Driving distractions caused by cell phone conversations and texting have prompted legislation restricting or banning the practices in 30 states and caused U.S. Secretary of Transportation Roy LaHood to declare texting while driving a “menace to society.” Even Oprah Winfrey has mounted an offensive against operating a vehicle while using a keypad.
Despite recognizing the risks involved with drivers’ concentration being divided between the road and writing, civil libertarians have been outspoken about their concerns that laws banning or restricting operation of mobile devices while driving might threaten personal freedoms.
Some of the concerns I’ve had regarding anti-cell phone or texting laws is that it ignores two things. First, it ignores the legion of other drivers who are driving while distracted due to something other than their cell phone,” said Carl Gipson, director for Small Business, Technology, and Telecommunications studies at the Washington Policy Center.
“Second,” Gipson continued, “these laws are often overhyped. The reality is that no matter how many laws or regulations are enacted, it comes down to personal choice. ‘Do I knowingly act in an irresponsible way to the detriment of myself and others around me? Or do I act in a manner that is most likely to lead to the safety of myself and others?'”
New technologies already on the market might resolve the divisive issue without enacting new policies and laws perceived as eroding personal liberty. Software company ZoomSafer, for example, provides smartphone technologies that prevent texting or emailing while driving and sends auto-reply messages on a drivers behalf in response to incoming texts or emails.
‘Legislation Worsens Behavior’
The U.S. Department of Transportation estimates 16 percent of all road fatalities are caused by distracted drivers, but it recognizes banning driver cell phone use only can happen at the state and local level. Hands-free technologies operated through automobile audio systems may mitigate the perils somewhat, but LaHood has requested further research to determine whether these technologies also present too much of a distraction. LaHood has sternly opposed carmakers’ integration of social networking software in vehicle navigation systems, such as OnStar’s Facebook feature.
On January 5, 2011, ZoomSafer unveiled a new, patent-pending software service, FleetSafer Vision, which will allow corporate fleet operators and risk managers to measure and manage employee use of mobile phones while driving, regardless of the type of phone used. ZoomSafer founder and CEO Matthew J. Howard says his company’s software complements current legislation.
“We believe that education and legislation along with technology are part of an effective solution to impact the complex behavior associated with the use of cell phones while driving,” Howard said. “Unfortunately the data to date has shown that legislation alone has been ineffective and may even make the behavior worse because drivers now try to hide the fact that they are using their phone.”
Gipson agrees legislation isn’t the only answer.
“We must also make sure that existing laws on the books allow for innovations in this area,” he said. “There are many stories that list dozens of companies working to solve this problem from the free-market end, rather than the regulatory or statutory end. If the stick isn’t working as well as it should to discourage bad behavior, let’s use the carrot,” Gipson said.
Rising Concern for Businesses
Howard says accidents and associated costs provide sufficient incentive for companies to consider a product such as FleetSafer Vision.
“There is a clear liability and risk associated with employee use of cell phones while driving in the scope of work,” Howard said. “The U.S. courts have consistently defined scope of work very broadly—whether it’s a company vehicle or personal vehicle, an employee or company-liable phone, and during [both] business and non-business hours.

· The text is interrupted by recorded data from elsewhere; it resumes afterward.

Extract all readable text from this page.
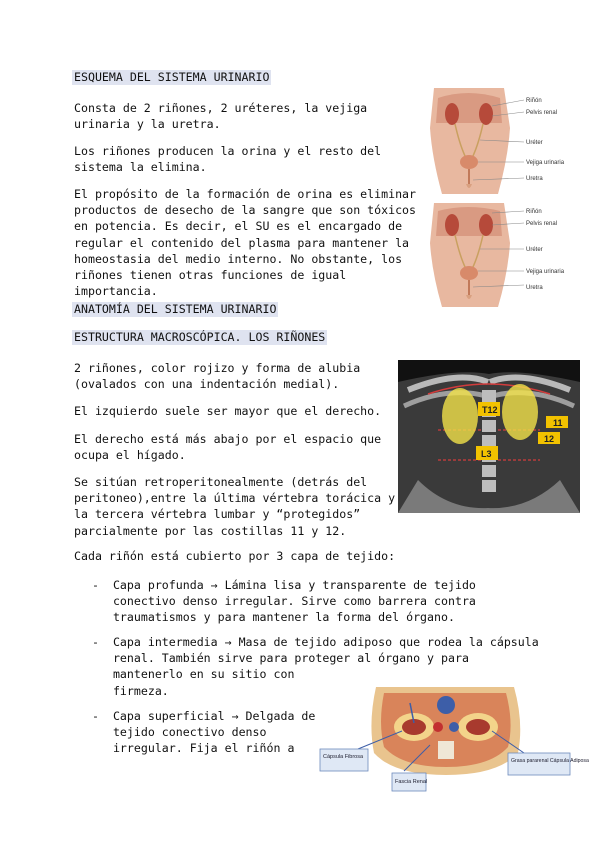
ESQUEMA DEL SISTEMA URINARIO
ANATOMÍA DEL SISTEMA URINARIO
ESTRUCTURA MACROSCÓPICA. LOS RIÑONES
Consta de 2 riñones, 2 uréteres, la vejiga
urinaria y la uretra.
Los riñones producen la orina y el resto del
sistema la elimina.
El propósito de la formación de orina es eliminar
productos de desecho de la sangre que son tóxicos
en potencia. Es decir, el SU es el encargado de
regular el contenido del plasma para mantener la
homeostasia del medio interno. No obstante, los
riñones tienen otras funciones de igual
importancia.
2 riñones, color rojizo y forma de alubia
(ovalados con una indentación medial).
El izquierdo suele ser mayor que el derecho.
El derecho está más abajo por el espacio que
ocupa el hígado.
Se sitúan retroperitonealmente (detrás del
peritoneo),entre la última vértebra torácica y
la tercera vértebra lumbar y “protegidos”
parcialmente por las costillas 11 y 12.
Cada riñón está cubierto por 3 capa de tejido:
-  Capa profunda → Lámina lisa y transparente de tejido
conectivo denso irregular. Sirve como barrera contra
traumatismos y para mantener la forma del órgano.
-  Capa intermedia → Masa de tejido adiposo que rodea la cápsula
renal. También sirve para proteger al órgano y para
mantenerlo en su sitio con
firmeza.
-  Capa superficial → Delgada de
tejido conectivo denso
irregular. Fija el riñón a
Riñón
Pelvis renal
Uréter
Vejiga urinaria
Uretra
Riñón
Pelvis renal
Uréter
Vejiga urinaria
Uretra
T12
11
12
L3
Cápsula Fibrosa
Fascia Renal
Grasa pararenal Cápsula Adiposa
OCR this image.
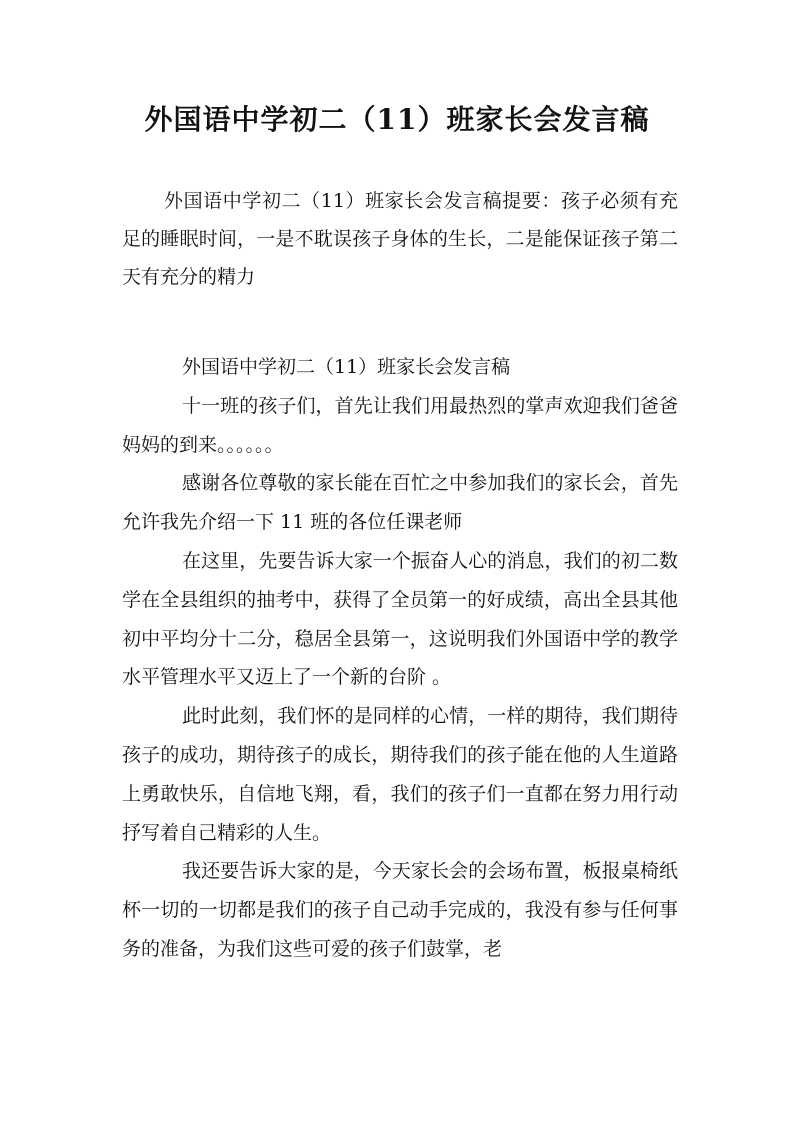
外国语中学初二（11）班家长会发言稿
外国语中学初二（11）班家长会发言稿提要：孩子必须有充足的睡眠时间，一是不耽误孩子身体的生长，二是能保证孩子第二天有充分的精力

外国语中学初二（11）班家长会发言稿

十一班的孩子们，首先让我们用最热烈的掌声欢迎我们爸爸妈妈的到来。。。。。。

感谢各位尊敬的家长能在百忙之中参加我们的家长会，首先允许我先介绍一下 11 班的各位任课老师

在这里，先要告诉大家一个振奋人心的消息，我们的初二数学在全县组织的抽考中，获得了全员第一的好成绩，高出全县其他初中平均分十二分，稳居全县第一，这说明我们外国语中学的教学水平管理水平又迈上了一个新的台阶 。

此时此刻，我们怀的是同样的心情，一样的期待，我们期待孩子的成功，期待孩子的成长，期待我们的孩子能在他的人生道路上勇敢快乐，自信地飞翔，看，我们的孩子们一直都在努力用行动抒写着自己精彩的人生。

我还要告诉大家的是，今天家长会的会场布置，板报桌椅纸杯一切的一切都是我们的孩子自己动手完成的，我没有参与任何事务的准备，为我们这些可爱的孩子们鼓掌，老
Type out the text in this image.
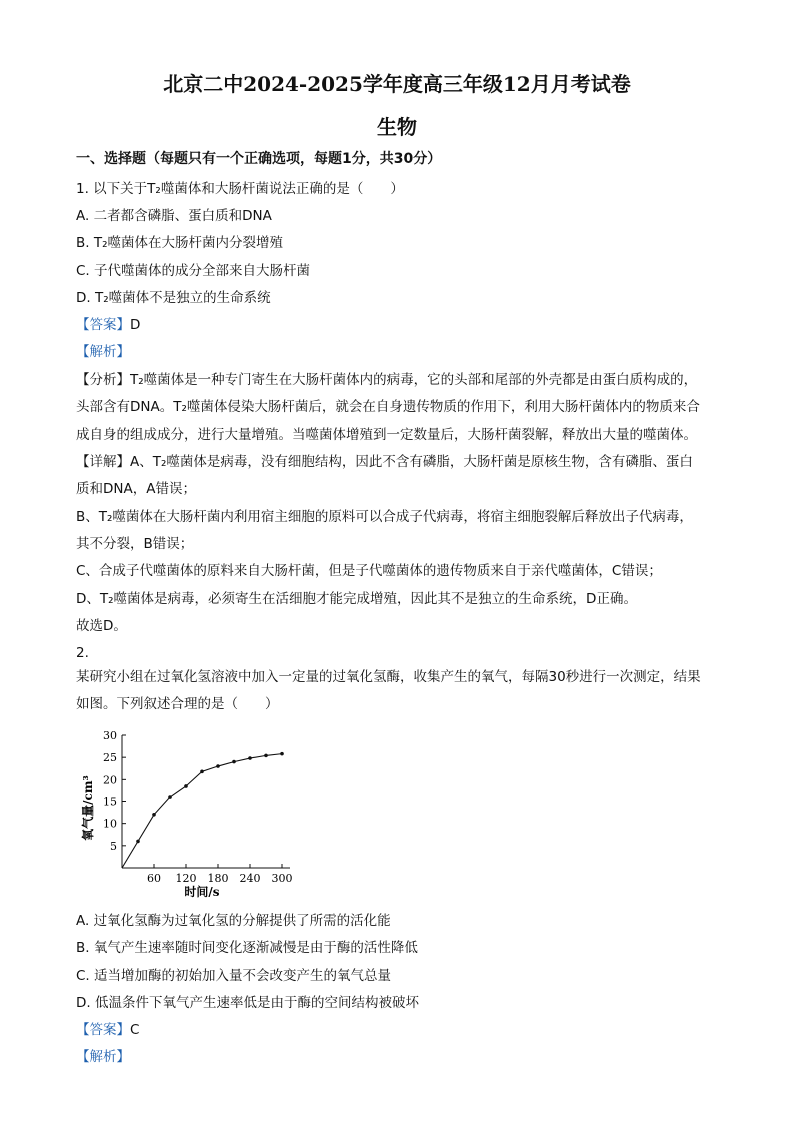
北京二中2024-2025学年度高三年级12月月考试卷
生物
一、选择题（每题只有一个正确选项，每题1分，共30分）
1. 以下关于T₂噬菌体和大肠杆菌说法正确的是（　　）
A. 二者都含磷脂、蛋白质和DNA
B. T₂噬菌体在大肠杆菌内分裂增殖
C. 子代噬菌体的成分全部来自大肠杆菌
D. T₂噬菌体不是独立的生命系统
【答案】D
【解析】
【分析】T₂噬菌体是一种专门寄生在大肠杆菌体内的病毒，它的头部和尾部的外壳都是由蛋白质构成的，
头部含有DNA。T₂噬菌体侵染大肠杆菌后，就会在自身遗传物质的作用下，利用大肠杆菌体内的物质来合
成自身的组成成分，进行大量增殖。当噬菌体增殖到一定数量后，大肠杆菌裂解，释放出大量的噬菌体。
【详解】A、T₂噬菌体是病毒，没有细胞结构，因此不含有磷脂，大肠杆菌是原核生物，含有磷脂、蛋白
质和DNA，A错误；
B、T₂噬菌体在大肠杆菌内利用宿主细胞的原料可以合成子代病毒，将宿主细胞裂解后释放出子代病毒，
其不分裂，B错误；
C、合成子代噬菌体的原料来自大肠杆菌，但是子代噬菌体的遗传物质来自于亲代噬菌体，C错误；
D、T₂噬菌体是病毒，必须寄生在活细胞才能完成增殖，因此其不是独立的生命系统，D正确。
故选D。
2.
某研究小组在过氧化氢溶液中加入一定量的过氧化氢酶，收集产生的氧气，每隔30秒进行一次测定，结果
如图。下列叙述合理的是（　　）
5
10
15
20
25
30
60 120 180 240 300
氧气量/cm³
时间/s
A. 过氧化氢酶为过氧化氢的分解提供了所需的活化能
B. 氧气产生速率随时间变化逐渐减慢是由于酶的活性降低
C. 适当增加酶的初始加入量不会改变产生的氧气总量
D. 低温条件下氧气产生速率低是由于酶的空间结构被破坏
【答案】C
【解析】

“The research is clear that visual distractions caused by use of cell phone increases the likelihood of a crash or near-crash by as much as 23 times,” he added. “Therefore, the financial incentive for a company is to protect their brand and their bottom line—the cost of a crash with injuries averages about $120,000, and there are many examples of multimillion-dollar lawsuits based on and enterprise’s direct or vicarious liability associated with such a crash,” he said.
Howard says businesses are only now beginning to realize the amount of liability inherent in employees’ use of phones and other mobile devices while driving. “Less than 18 months ago, this was a side story in local papers, but with the popularity of the topic in the mainstream press—’distracted driving’ was Webster’s [Dictionary’s] word of the year—it has become a board-level issue” for many companies, he said.
“In 2011 it will definitely be part of the risk management strategy for companies across the United States as well as their conversations with commercial-lines insurance providers,” he said. “Our Web traffic and pipeline of sales opportunities clearly show that there is a growing desire to better understand the issue, create a safe driving policy, and ultimately establish solutions and practices to ensure compliance and reduce risk,” said Howard.
Alyssa Carducci ([email protected]) writes from Tampa, Florida.